Coproduction et liens historiques

Coproduction européenne tournée dans de nombreux pays, Angélique met en vedette Nora Arnezeder, révélée par Faubourg 36. Gérard Lanvin a de son côté hérité du rôle de Joffrey de Peyrac, cet homme à qui elle refusera le mariage, mais dont elle tombera néanmoins progressivement amoureuse. Dans l'imposante distribution qui les entoure, notons aussi les présences de Tomer Sisley, David Kross, Simon Abkarian et Mathieu Kassovitz.

«Grâce aux liens historiques entre la Russie et la France, Angélique a été immensément populaire là-bas, se plaît à faire remarquer Ariel Zeitoun. La série a aussi été très prisée dans les pays de l'Est.

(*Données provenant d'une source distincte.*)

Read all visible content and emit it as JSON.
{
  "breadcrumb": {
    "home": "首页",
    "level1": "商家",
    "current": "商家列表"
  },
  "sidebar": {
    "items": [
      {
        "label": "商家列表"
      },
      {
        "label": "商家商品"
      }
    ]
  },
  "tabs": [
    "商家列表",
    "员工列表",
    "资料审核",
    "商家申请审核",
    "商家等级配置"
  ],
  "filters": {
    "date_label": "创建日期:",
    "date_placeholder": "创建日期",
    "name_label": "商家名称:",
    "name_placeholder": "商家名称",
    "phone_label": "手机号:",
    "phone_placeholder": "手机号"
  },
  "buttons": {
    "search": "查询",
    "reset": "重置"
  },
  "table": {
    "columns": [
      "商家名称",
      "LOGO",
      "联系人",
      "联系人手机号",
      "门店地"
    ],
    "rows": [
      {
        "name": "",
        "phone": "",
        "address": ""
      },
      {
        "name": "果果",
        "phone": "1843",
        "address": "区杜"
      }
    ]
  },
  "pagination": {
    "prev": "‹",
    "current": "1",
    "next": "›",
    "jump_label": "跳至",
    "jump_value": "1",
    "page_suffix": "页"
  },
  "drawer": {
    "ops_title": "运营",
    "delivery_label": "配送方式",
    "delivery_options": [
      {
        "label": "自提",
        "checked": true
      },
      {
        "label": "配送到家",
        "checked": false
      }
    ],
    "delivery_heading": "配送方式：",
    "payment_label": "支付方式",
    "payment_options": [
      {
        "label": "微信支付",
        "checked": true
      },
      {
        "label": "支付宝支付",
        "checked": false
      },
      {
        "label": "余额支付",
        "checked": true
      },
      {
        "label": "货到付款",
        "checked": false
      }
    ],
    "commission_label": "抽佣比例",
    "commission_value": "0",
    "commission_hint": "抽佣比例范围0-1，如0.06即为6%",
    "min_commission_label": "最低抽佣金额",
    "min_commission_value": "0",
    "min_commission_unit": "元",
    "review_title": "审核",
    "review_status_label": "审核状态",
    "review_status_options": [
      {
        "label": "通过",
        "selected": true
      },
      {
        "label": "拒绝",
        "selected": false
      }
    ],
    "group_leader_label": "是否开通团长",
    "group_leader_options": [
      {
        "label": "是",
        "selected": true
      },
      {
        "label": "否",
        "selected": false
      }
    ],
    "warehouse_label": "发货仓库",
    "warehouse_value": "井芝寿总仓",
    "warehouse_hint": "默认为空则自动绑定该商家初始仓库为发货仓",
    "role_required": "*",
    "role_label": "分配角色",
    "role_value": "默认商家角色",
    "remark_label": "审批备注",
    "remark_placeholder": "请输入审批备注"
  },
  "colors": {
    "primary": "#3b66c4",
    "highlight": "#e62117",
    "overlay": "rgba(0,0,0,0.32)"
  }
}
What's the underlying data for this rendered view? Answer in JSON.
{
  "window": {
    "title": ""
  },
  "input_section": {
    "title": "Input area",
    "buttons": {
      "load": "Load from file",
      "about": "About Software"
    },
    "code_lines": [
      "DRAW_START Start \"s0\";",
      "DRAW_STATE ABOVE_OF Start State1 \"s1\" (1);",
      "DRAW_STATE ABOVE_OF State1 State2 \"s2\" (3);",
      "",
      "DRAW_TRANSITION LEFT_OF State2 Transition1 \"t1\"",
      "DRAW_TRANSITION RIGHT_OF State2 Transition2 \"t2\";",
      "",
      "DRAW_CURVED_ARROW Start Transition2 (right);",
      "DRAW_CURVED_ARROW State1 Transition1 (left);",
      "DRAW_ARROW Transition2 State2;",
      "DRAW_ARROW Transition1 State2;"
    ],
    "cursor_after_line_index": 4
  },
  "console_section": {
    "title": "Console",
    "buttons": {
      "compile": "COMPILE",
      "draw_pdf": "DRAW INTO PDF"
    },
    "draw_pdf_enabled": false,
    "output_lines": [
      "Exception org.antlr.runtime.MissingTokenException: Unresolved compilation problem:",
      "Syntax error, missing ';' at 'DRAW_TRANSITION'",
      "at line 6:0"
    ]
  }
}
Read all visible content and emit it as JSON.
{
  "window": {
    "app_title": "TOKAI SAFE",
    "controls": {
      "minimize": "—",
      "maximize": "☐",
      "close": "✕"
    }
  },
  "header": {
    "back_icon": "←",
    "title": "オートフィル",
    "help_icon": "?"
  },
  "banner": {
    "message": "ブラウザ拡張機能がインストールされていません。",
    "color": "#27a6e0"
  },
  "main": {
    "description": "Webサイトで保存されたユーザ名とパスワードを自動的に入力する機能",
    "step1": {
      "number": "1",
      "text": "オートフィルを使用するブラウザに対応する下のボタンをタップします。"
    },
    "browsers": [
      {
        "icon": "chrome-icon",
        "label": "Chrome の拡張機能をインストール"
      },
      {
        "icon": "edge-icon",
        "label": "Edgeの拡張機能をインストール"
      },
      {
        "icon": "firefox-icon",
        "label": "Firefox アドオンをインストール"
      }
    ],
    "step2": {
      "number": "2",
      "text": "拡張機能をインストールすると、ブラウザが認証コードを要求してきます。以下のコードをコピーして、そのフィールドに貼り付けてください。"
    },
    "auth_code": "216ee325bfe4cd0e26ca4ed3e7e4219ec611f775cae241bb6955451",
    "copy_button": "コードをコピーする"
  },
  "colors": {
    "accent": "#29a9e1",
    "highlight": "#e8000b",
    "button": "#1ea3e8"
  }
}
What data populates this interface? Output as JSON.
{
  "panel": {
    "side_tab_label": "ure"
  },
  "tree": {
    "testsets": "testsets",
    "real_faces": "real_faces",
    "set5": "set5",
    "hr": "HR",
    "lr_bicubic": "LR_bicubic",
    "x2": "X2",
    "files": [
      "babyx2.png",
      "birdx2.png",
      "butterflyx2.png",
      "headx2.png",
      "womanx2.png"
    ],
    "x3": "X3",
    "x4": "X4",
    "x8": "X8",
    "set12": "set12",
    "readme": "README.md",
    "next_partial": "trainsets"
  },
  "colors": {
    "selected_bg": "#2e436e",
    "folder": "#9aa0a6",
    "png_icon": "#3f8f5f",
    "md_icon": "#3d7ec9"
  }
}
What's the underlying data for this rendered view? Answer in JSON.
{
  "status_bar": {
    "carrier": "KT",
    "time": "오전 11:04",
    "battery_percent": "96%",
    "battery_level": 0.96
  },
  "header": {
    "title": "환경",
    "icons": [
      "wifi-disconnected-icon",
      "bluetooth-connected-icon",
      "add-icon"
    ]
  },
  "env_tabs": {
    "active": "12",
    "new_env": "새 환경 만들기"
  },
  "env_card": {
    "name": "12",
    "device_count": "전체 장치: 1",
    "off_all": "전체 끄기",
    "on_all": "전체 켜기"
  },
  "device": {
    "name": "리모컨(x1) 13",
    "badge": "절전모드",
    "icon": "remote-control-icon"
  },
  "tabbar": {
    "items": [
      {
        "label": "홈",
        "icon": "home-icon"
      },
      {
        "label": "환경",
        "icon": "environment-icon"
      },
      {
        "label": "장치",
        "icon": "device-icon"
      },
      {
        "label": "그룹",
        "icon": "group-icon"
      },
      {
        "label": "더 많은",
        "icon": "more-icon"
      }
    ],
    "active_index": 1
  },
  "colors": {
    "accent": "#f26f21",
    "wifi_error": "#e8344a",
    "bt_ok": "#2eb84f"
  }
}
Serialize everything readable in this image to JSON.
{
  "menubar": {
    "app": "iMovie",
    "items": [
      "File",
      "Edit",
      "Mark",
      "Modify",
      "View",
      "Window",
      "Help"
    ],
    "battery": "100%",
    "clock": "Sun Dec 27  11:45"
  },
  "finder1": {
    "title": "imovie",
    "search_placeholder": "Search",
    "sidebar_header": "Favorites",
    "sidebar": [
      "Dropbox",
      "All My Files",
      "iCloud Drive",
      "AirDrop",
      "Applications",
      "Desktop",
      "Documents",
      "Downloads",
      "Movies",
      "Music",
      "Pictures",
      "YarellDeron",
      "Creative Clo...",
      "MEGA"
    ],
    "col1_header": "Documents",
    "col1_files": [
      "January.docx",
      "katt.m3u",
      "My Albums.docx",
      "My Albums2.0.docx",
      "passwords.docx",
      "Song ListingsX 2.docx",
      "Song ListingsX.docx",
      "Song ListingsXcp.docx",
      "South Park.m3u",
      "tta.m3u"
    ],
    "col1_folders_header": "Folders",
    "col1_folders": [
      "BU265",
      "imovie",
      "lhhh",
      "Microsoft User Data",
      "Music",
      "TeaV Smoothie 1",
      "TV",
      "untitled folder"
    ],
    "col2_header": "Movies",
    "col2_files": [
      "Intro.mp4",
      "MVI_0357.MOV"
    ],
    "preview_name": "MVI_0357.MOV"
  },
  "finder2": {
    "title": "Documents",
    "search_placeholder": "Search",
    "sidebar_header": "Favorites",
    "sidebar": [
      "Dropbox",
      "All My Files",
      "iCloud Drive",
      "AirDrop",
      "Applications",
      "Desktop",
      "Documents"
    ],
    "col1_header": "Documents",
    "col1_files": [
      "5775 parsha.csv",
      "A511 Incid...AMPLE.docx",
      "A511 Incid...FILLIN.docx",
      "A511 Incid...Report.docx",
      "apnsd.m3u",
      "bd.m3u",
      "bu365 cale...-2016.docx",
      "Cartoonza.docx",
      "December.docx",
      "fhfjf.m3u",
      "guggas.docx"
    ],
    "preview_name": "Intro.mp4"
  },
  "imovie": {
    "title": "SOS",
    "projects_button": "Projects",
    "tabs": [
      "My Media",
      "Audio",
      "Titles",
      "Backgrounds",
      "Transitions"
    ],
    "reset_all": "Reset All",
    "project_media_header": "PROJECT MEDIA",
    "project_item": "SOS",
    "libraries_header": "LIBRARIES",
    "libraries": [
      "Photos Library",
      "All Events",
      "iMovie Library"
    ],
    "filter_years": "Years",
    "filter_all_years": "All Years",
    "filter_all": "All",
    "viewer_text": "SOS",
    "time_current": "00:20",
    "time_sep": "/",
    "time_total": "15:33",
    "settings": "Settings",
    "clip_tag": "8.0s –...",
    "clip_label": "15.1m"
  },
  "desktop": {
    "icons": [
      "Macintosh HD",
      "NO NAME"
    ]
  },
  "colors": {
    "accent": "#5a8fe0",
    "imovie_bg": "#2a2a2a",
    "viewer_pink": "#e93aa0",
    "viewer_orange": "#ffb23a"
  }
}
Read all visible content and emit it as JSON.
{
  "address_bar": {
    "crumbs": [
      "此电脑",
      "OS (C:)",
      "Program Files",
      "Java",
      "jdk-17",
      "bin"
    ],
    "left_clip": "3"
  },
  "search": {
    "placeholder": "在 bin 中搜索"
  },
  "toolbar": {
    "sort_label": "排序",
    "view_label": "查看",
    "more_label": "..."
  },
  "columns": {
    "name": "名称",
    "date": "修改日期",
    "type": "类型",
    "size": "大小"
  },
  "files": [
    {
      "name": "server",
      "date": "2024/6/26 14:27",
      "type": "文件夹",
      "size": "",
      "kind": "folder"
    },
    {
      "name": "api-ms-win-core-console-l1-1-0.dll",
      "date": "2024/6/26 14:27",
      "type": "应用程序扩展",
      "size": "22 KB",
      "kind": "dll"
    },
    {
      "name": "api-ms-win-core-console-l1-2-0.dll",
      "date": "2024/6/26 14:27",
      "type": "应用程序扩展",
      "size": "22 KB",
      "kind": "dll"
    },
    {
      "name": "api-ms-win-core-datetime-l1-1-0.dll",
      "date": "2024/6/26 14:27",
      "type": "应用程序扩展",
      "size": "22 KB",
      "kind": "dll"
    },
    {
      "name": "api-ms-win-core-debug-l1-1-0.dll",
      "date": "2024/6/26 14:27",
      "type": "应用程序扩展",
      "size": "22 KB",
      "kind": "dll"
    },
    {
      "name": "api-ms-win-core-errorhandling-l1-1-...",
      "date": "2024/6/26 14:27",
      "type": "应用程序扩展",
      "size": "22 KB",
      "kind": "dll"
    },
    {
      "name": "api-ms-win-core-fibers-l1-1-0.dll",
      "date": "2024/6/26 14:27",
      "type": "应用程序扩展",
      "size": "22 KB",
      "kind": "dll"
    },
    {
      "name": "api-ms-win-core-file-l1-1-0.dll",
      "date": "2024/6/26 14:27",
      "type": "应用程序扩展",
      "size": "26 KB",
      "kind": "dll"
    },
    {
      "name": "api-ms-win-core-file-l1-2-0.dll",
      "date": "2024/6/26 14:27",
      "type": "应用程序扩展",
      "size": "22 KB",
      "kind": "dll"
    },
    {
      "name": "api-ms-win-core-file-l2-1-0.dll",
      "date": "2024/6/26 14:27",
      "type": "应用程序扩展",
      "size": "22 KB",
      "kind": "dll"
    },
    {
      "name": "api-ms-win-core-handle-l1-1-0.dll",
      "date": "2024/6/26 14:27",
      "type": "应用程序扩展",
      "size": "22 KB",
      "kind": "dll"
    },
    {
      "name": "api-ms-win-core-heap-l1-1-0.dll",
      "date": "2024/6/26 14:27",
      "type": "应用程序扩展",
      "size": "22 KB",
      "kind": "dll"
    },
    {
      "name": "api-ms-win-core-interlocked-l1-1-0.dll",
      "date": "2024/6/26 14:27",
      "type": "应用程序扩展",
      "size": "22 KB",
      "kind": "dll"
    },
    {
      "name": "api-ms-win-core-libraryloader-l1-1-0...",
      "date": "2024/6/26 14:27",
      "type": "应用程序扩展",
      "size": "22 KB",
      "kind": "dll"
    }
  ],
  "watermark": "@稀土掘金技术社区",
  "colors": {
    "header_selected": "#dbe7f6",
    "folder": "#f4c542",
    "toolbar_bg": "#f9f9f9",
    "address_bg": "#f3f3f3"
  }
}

«Or, j'ai appris que cette popularité venait en partie du fait que sous les anciens régimes communistes, les gouvernements programmaient des films d'Angélique à la télé dès que pointait un mouvement de contestation. De cette façon, les femmes et les familles restaient devant leur poste. C'est horrible! Comme des films de propagande! Avoir su cela, je ne suis pas convaincu que ce projet de nouvelle adaptation aurait vu le jour!»

Alors qu'en France, le film d'Ariel Zeitoun porte pour titre le simple prénom de l'héroïne, on ajoute au Québec le titre du roman dont le récit est tiré, histoire de bien situer une oeuvre qui, sur nos rives, n'est pas ancrée de la même façon dans notre imaginaire.

Angélique, marquise des anges prend l'affiche le 21 mars.